According to a senior official from the Mumbai police, Rajan has always projected himself as patriotic and in order to prove his patriotism he would try to eliminate Qasab.

"We have been informed by the central agencies that Rajan has hatched a plan to kill Qasab and is making arrangements to execute the plan," an official said.

Although Rajan's most trusted aide, D.K. Rao, was transferred from Arthur Road jail - Mumbai's oldest prison - to the Taloja prison in early March, other suspected Rajan gang members are being held at Arthur Road.

"We are keeping a close watch on the movements of Rajan's henchmen, who are either languishing in jail or are outside," an unnamed official said.

A list of Rajan's associates has been prepared and local police stations have been informed to keep a check on them, according to the official.

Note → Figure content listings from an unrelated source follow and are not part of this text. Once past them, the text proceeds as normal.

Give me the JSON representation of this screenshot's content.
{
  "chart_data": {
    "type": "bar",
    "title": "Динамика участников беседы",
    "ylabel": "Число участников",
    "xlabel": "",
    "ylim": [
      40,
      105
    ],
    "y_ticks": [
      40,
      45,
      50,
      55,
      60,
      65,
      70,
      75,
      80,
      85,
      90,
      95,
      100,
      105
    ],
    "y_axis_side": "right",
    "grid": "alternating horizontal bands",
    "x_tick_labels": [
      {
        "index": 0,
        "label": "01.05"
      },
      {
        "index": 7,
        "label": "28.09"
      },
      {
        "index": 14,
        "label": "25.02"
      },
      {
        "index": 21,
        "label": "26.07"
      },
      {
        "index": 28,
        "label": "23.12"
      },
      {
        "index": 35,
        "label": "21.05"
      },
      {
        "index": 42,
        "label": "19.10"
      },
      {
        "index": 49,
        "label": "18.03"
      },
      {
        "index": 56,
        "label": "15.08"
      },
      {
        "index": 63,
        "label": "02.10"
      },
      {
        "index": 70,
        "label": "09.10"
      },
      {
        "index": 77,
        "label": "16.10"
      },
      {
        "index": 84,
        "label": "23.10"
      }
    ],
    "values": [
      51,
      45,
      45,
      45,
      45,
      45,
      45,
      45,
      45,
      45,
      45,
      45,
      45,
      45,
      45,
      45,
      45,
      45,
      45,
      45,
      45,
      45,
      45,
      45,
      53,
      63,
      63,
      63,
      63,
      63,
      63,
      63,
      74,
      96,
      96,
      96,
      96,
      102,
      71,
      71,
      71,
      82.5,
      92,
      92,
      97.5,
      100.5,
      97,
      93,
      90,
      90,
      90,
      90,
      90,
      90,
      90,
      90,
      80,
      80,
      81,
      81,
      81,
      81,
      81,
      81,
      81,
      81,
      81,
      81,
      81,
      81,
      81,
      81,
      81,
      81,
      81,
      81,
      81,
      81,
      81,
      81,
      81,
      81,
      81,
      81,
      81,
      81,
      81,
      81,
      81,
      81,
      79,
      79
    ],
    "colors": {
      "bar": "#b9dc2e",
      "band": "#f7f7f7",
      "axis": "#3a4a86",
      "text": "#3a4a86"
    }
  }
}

Rajan also killed several of suspected terrorist and underworld boss Dawood Ibrahim's associates, who were allegedly involved in the March 1993 Mumbai bombings.

The 1993 bombings killed 250 people and injured 700 others.

Ibrahim is alleged to have financed and coordinated the March 1993 attacks and is now in hiding. Rajan - once a key aide and lieutenant of Ibrahim - is also at large and thought to be moving between various African countries.

"Until now there was no local connection to the 26 November (2008) Mumbai terror raids, however we have specific inputs that in order to eliminate Qasab, local assistance would be of utmost importance," said a senior official from the Mumbai police.

"Qasab's security is a major issue and we do not want to take any chance as it may send a wrong signal to other countries," an official said.

The Intelligence Bureau had earlier informed Mumbai police that a team of highly-trained operatives from the banned militant Kashmiri separatist group Lashkar-e-Toiba and the Pakistani Inter-Services Intelligence Agency with the help of Ibrahim may try to eliminate Qasab.

Indian authorities have blamed LeT for the Mumbai attacks, which which killed over 170 people and injured hundreds in multiple locations in the financial capital.

Pakistan has admitted the attacks were partly planned inside the country, but it and LeT have denied any involvement.